All OpenACS code is available anonymously. To get code anonymously, use the parameter -d:pserver:anonymous@cvs.openacs.org:/cvsroot immediately after cvs in a cvs command to check out or export code.

If you are an OpenACS developer, you should check out code so that you or any other developer can commit it. To do this, use the parameter -d:ext:cvs.openacs.org:/cvsroot immediately after cvs in checkout commands. This will create a local checkout directory that uses cvs.openacs.org but does not specify the user. By default, it will use your local account name as the user, so if you are logged in as "foobar" it will try to check out and commit as if you had specified :ext:foobar@cvs.openacs.org:/cvsroot. The advantage of not specifying a user in the checkout command is that other users can work in the directory using their own accounts.

OpenACS.org supports non-anonymous cvs access only over ssh, so you must have CVS_RSH=ssh in your environment. (Typically this is accomplished by putting export CVS_RSH=ssh into ~/.bash_profile.). If your local account name does not match your cvs.openacs.org account name, create a file ~/.ssh/config with an entry like:

Host cvs.openacs.org
User joel

With this setup, you will be asked for your password with each cvs command. To avoid this, set up ssh certificate authentication for your openacs account. (More information)

You may want to set some more default actions for CVS usage. To do so, create the file ~/.cvsrc with the contents:

cvs -z6
cvs -q

-z6 speeds up cvs access over the network quite a bit by enabling compressed connection by default. -q suppresses some verbose output from commands. For example, it makes the output of cvs up much easier to read.

If you are actively developing a non-core package, you should work from the latest core release branch. Currently this is oacs-5-4. This ensures that you are working on top of a stable OpenACS core, but still allows you to commit feature changes to non-core packages. To check out all packages,

cvs -d :ext:cvs.openacs.org:/cvsroot co -r oacs-5-4 openacs-4

If you work in the directories created with this command, all of your cvs updates and commits will be confined to the oacs-5-4 branch. Your work will be merged back to HEAD for you with each release.

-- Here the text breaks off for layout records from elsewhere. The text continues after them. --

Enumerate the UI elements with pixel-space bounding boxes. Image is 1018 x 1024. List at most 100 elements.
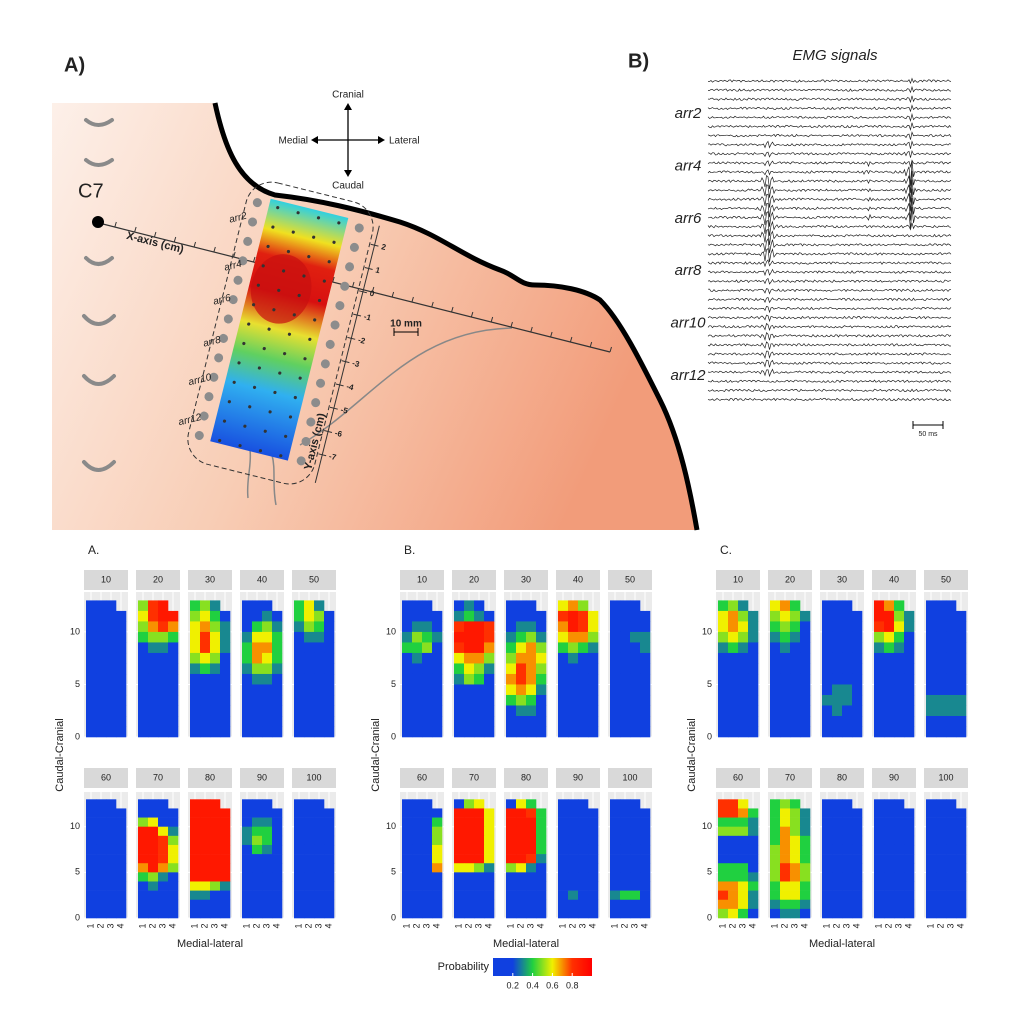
heat-cell — [526, 908, 537, 919]
heat-cell — [738, 684, 749, 696]
heat-cell — [454, 799, 465, 809]
x-tick-label: 4 — [639, 923, 649, 928]
heat-cell — [578, 715, 589, 727]
heat-cell — [294, 705, 305, 717]
heat-cell — [158, 642, 169, 654]
heat-cell — [148, 663, 159, 675]
heat-cell — [262, 715, 273, 727]
heat-cell — [780, 715, 791, 727]
heat-cell — [578, 844, 589, 855]
heat-cell — [484, 705, 495, 717]
heat-cell — [484, 872, 495, 882]
heat-cell — [148, 890, 159, 901]
x-axis-tick — [252, 256, 256, 263]
heat-cell — [748, 705, 759, 717]
heat-cell — [294, 652, 305, 664]
emg-trace — [707, 131, 952, 140]
heat-cell — [412, 863, 423, 873]
heat-cell — [620, 726, 631, 738]
heat-cell — [884, 715, 895, 727]
heat-cell — [790, 673, 801, 685]
x-axis-tick — [609, 346, 612, 353]
heat-cell — [272, 899, 283, 910]
heat-cell — [138, 610, 149, 622]
heat-cell — [474, 844, 485, 855]
heat-cell — [138, 854, 149, 864]
heat-cell — [852, 899, 863, 910]
heat-cell — [884, 600, 895, 612]
emg-trace — [707, 388, 952, 393]
heat-cell — [220, 663, 231, 675]
heat-cell — [314, 652, 325, 664]
x-tick-label: 3 — [525, 923, 535, 928]
y-axis-tick-label: -6 — [334, 428, 344, 439]
heat-cell — [454, 642, 465, 654]
heat-cell — [780, 600, 791, 612]
heat-cell — [220, 863, 231, 873]
heat-cell — [822, 684, 833, 696]
x-tick-label: 2 — [779, 923, 789, 928]
x-axis-tick — [411, 296, 414, 303]
heat-cell — [640, 715, 651, 727]
heat-cell — [956, 844, 967, 855]
heat-cell — [610, 835, 621, 846]
x-tick-label: 1 — [293, 923, 303, 928]
heat-cell — [936, 844, 947, 855]
emg-trace — [707, 247, 952, 263]
heat-cell — [718, 854, 729, 864]
heat-cell — [168, 854, 179, 864]
heat-cell — [262, 844, 273, 855]
heat-cell — [190, 799, 201, 809]
x-tick-label: 1 — [769, 923, 779, 928]
heat-cell — [314, 673, 325, 685]
heat-cell — [610, 621, 621, 633]
heat-cell — [852, 817, 863, 827]
heat-cell — [210, 631, 221, 643]
x-tick-label: 1 — [609, 923, 619, 928]
electrode — [233, 275, 243, 285]
heat-cell — [474, 610, 485, 622]
facet-label: 50 — [309, 574, 319, 584]
heat-cell — [484, 899, 495, 910]
heat-cell — [620, 694, 631, 706]
heat-cell — [842, 899, 853, 910]
heat-cell — [640, 854, 651, 864]
heat-cell — [464, 854, 475, 864]
heat-cell — [116, 854, 127, 864]
heat-cell — [116, 715, 127, 727]
heat-cell — [474, 705, 485, 717]
heat-cell — [770, 705, 781, 717]
heat-cell — [822, 890, 833, 901]
heat-cell — [718, 863, 729, 873]
legend-title: Probability — [438, 961, 490, 973]
heat-cell — [748, 899, 759, 910]
heat-cell — [116, 684, 127, 696]
heat-cell — [832, 899, 843, 910]
heat-cell — [588, 844, 599, 855]
x-tick-label: 4 — [483, 923, 493, 928]
heat-cell — [790, 694, 801, 706]
heat-cell — [946, 817, 957, 827]
heat-cell — [96, 844, 107, 855]
heat-cell — [946, 600, 957, 612]
heat-cell — [526, 808, 537, 818]
heat-cell — [904, 817, 915, 827]
heat-cell — [568, 663, 579, 675]
facet-strip — [452, 570, 496, 590]
heat-cell — [770, 673, 781, 685]
heat-cell — [526, 881, 537, 891]
heat-cell — [516, 705, 527, 717]
heat-cell — [432, 715, 443, 727]
heat-cell — [210, 799, 221, 809]
facet-strip — [240, 768, 284, 788]
y-tick-label: 5 — [75, 679, 80, 689]
heat-cell — [474, 673, 485, 685]
facet-strip — [400, 768, 444, 788]
heat-cell — [790, 817, 801, 827]
heat-cell — [168, 881, 179, 891]
heat-cell — [620, 872, 631, 882]
heat-cell — [506, 899, 517, 910]
heat-cell — [956, 705, 967, 717]
heat-cell — [432, 652, 443, 664]
heat-cell — [86, 890, 97, 901]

Because the entire openacs-4 directory is large, you may want to use only acs-core plus some specific modules. To do this, check out core first:

cvs -d:ext:cvs.openacs.org:/cvsroot -r oacs-5-4 checkout acs-core

Then add modules as needed:

cd /var/lib/aolserver/service0/packages
cvs up -d packagename

... where packagename is the name of the package you want. Visit the Package Inventory and Package maintainers and status for a list of available packages and their current state.

If you are actively developing packages in the OpenACS Core, work from the HEAD branch. HEAD is used for active development of the next version of core OpenACS. It may be very buggy; it may not even install correctly. Do not use this branch for development of non-core features unless your work depends on some of the HEAD core work. To check out HEAD, omit the -r tag.

To check out HEAD for development, which requires an OpenACS developer account:

cvs -d:ext:cvs.openacs.org:/cvsroot checkout acs-core

To check out HEAD anonymously:

cvs -d:pserver:anonymous@cvs.openacs.org:/cvsroot checkout acs-core

.LRN consists of a given version openacs core, plus a set of packages. These are collectively packages together to form a distrubution of .LRN. F .LRN 2.0.0 sits on top of OpenACS 5.0.0. .LRN also uses an OpenACS install.xml file during installation; this file is distributed within the dotlrn package and must be moved. To get a development checkout of .LRN in the subdirectory dotlrn:

cvs -d :pserver:anonymous@cvs.openacs.org:/cvsroot checkout -r oacs-5-4 acs-core
mv openacs-4 dotlrn
cd dotlrn/packages
cvs -d :pserver:anonymous@cvs.openacs.org:/cvsroot checkout -r oacs-5-4 dotlrn-all
mv dotlrn/install.xml ..

Once you have a checkout you can use some commands to track what has changed since you checked out your copy. cvs -n update does not change any files, but reports which changes have been updated or locally modified, or are not present in CVS.

To update your files, use cvs update. This will merge changes from the repository with your local files. It has no effect on the cvs.openacs.org repository.